0

I am working in Scala programming language. I want to nullify the entire column of data frame.

If that is not possible, then I at least want to put an empty string

What is the efficient way to do any of the above two?

Note: I don't want to add new column but I want to do manipulation on an existing column

Thanks

user10360768
  • 225
  • 3
  • 14
  • Does this answer your question? [Add an empty column to Spark DataFrame](https://stackoverflow.com/questions/33038686/add-an-empty-column-to-spark-dataframe) – user10938362 Feb 08 '20 at 00:45

1 Answers1

1

You can directly use .withColumn with same column name and spark replaces the column.

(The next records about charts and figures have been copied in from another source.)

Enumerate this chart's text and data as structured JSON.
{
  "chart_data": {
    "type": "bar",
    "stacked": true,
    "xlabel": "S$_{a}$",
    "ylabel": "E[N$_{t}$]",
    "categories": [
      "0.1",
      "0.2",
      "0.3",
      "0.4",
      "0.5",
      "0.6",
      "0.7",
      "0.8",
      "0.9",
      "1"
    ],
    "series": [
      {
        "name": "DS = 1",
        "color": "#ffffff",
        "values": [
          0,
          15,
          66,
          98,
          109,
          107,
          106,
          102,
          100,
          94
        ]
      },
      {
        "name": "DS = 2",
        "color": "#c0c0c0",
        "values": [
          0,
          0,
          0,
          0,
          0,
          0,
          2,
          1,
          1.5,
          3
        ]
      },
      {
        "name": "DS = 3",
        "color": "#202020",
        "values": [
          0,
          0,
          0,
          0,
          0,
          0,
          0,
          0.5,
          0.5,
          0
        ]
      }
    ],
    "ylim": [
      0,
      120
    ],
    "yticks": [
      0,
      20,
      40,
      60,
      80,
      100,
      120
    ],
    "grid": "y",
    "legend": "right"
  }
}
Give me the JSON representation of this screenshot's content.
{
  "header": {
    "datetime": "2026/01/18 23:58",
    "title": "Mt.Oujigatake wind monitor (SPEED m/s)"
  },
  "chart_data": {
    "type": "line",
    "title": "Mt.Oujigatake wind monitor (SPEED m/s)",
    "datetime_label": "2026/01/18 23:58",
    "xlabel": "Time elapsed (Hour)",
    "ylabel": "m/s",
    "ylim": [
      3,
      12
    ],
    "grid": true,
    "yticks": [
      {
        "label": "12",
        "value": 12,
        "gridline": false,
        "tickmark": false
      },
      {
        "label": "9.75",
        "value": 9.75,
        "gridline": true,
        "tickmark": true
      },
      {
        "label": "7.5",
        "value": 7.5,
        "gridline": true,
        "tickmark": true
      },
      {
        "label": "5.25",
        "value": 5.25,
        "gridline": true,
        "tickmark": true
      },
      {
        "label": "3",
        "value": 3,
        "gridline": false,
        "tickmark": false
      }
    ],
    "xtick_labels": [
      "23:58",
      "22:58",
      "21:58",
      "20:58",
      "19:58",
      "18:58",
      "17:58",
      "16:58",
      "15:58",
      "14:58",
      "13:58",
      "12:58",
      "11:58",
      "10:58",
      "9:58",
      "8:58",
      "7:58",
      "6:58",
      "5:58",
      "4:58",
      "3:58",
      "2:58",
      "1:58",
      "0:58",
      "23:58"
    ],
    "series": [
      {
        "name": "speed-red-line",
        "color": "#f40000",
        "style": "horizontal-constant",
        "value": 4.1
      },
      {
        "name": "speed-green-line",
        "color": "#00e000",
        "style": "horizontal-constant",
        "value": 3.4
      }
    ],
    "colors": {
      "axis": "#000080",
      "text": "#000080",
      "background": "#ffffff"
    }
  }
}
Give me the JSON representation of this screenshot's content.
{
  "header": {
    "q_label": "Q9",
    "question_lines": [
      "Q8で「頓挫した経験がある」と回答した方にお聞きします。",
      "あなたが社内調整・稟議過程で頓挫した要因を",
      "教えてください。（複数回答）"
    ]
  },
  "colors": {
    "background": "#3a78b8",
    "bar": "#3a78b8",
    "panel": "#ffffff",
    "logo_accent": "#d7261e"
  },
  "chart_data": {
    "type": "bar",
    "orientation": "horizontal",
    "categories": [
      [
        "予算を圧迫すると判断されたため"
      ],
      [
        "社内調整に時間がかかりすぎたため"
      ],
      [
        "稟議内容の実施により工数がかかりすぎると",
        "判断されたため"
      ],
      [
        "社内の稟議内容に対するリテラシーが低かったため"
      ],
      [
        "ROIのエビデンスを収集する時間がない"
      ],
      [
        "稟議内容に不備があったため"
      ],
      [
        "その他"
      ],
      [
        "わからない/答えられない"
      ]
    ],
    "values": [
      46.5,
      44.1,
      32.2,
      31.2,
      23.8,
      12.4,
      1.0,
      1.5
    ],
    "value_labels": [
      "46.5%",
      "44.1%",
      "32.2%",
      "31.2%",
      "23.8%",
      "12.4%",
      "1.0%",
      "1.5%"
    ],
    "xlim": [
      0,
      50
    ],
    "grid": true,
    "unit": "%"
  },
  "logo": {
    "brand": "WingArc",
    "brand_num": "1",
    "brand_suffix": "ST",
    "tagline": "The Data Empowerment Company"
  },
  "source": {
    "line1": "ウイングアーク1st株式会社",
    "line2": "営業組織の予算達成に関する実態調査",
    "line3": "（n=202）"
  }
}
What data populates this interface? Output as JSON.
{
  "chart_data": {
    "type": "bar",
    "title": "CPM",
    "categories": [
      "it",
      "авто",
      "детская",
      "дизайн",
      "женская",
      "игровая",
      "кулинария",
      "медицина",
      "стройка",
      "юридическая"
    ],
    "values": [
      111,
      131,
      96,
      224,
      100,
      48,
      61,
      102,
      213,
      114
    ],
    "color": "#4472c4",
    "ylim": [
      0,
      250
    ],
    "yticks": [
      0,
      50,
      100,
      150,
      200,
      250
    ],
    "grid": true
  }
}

import org.apache.spark.sql.functions._
val df=Seq(("1","a"),("2","b")).toDF("id","name")
df.show()
//+---+----+
//|id |name|
//+---+----+
//|1  |a   |
//+---+----+

val df1=df.withColumn("id",lit(null)) //to keep null value for id column
df1.show()
//+----+----+
//|id  |name|
//+----+----+
//|null|a   |
//+----+----+

val df2=df.withColumn("id",lit("")) //to keep empty string "" value for id column
df2.show()

//+---+----+
//|id |name|
//+---+----+
//|   |a   |
//+---+----+
notNull
  • 30,258
  • 4
  • 35
  • 50